You detailed Hardcore Mode today in the demo, and said that it was a new feature for the game. Can you explain that a little bit more in detail?
Avellone: We recognized that there were some comments on the forums that Fallout 3 wasn’t difficult enough. We wanted to make sure that if you really wanted, you could go for the full-on difficulty option.
So we were like, “Why don’t we make this a special option mode and we give ammo away – which always made sense to us – regardless?” Then there’s things like you always having to deal with dehydration, which makes sense even though you have to manage your water supply, stuff like that, and the idea that healing items would not heal instantly.
Like, if that mechanic was a precedent in Fallout 3 – that game would have been much, much more difficult.
I mean, personally, there were so many times that shooting a stimpack gave me instant health back, and saved my life so many times.
If I would have had to wait two seconds, four seconds or six seconds for my health to return to the maximum amount that would have changed those combats completely, and I definitely would have had a tougher time in fights.

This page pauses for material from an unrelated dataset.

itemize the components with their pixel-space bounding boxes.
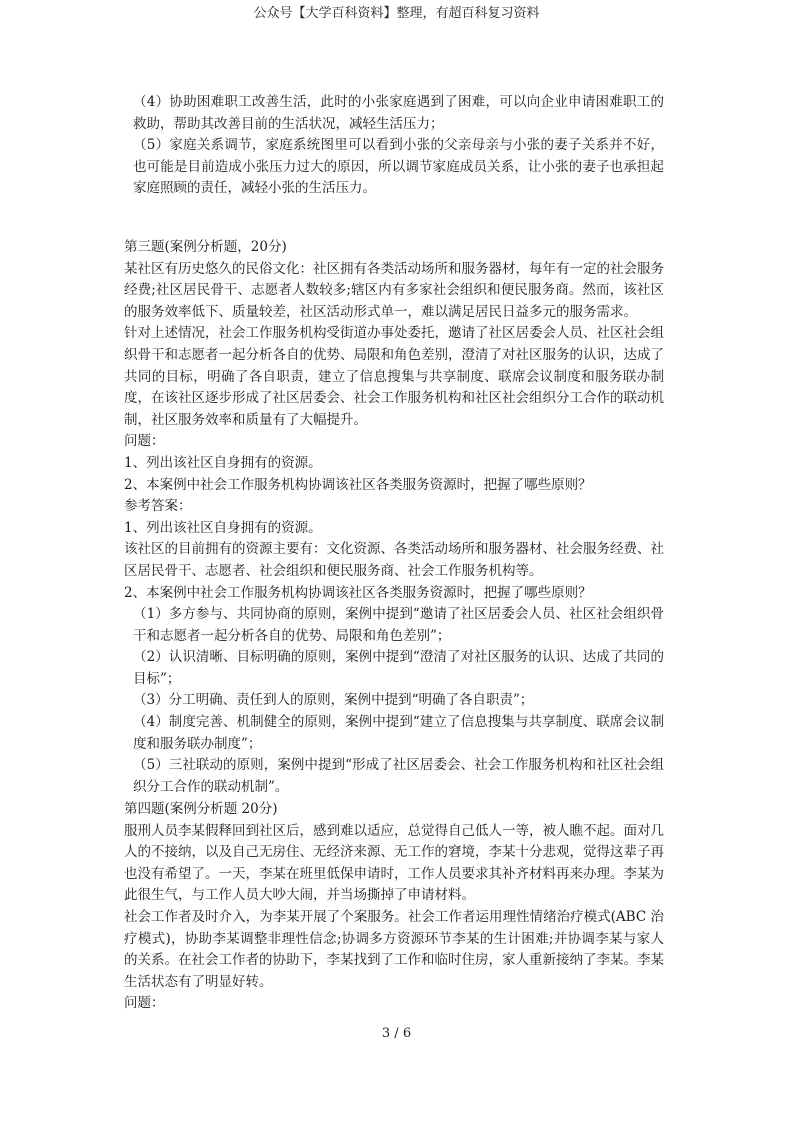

The game does look incredible, truth be told. I asked you in the Q&A after the demo if it was running in 60fps. You told me you were aiming for 30fps.
Avellone: I don’t actually know the framerate on consoles, but the reason it was probably running so fast is because it was on a PC here, obviously.
The actual thing we always want to shoot for though, is to try and make sure it’s at least 30 on any of the platforms we release it for, because otherwise you feel the affects when it’s playing.
I am just going to move on to some general Obsidian questions. The addition of Fallout to the studio; did it really affect the developments of both Alpha Protocol and the now-canned Aliens RPG?
Avellone: No, it didn’t, and as sad as it was for the Aliens thing to stop – it just meant that we had another team that could go on and do Vegas. Alpha Protocol was already set up with this other team. I finished working on Alpha Protocol in October and just transferred on to to New Vegas after that.
I would have loved to have started on New Vegas from the beginning, but they already had a good solid team for it anyway.
You also faced some lay-offs last year. That must have been really hard for the studio.
Avellone: That was not good times. That is never a conversation you ever want to have with employees.
I guess if I could express some sort of frustration, is that we didn’t have the full finances to support the staff we had after just the general economic problems, and the frustrating thing was we didn’t really have anyone at the studio that we wanted to let go.
Everyone was performing great, but we actually had to reduce our staff and that totally sucked. Like, we took pay cuts, and we were like. ‘If we do this we could keep more staff.’ But we just couldn’t keep everybody.
It was a pretty miserable time.
I’m sure it was. Back to New Vegas in general, Bethesda supported Fallout 3 humongously. What plans does Obsidian have for New Vegas? Any plans for DLC?
Avellone: I can’t say much about it. Bethesda has plans, but we don’t know the actual facts of them yet, so it’s pretty much premature to say anything – but my hope would be that they would.
Hypothetically, would you like DLC done for New Vegas?
Avellone: Hypothetically, I would love that.
I hope you don’t mind me asking this, but what would your personal opinion be on the Infinity Ward situation?
Avellone: You know, I don’t know enough about the whole picture, ’cause here’s the whole thing: I don’t know everything that’s gone on with it. I’m just standing back and watching. [Inaudible] I’m not even sure I’m as well informed on the situation as I should be, so I’m like, it’s just simply a crazy time for both groups.
Fallout: New Vegas ships later this year for PC, PS3 and 360.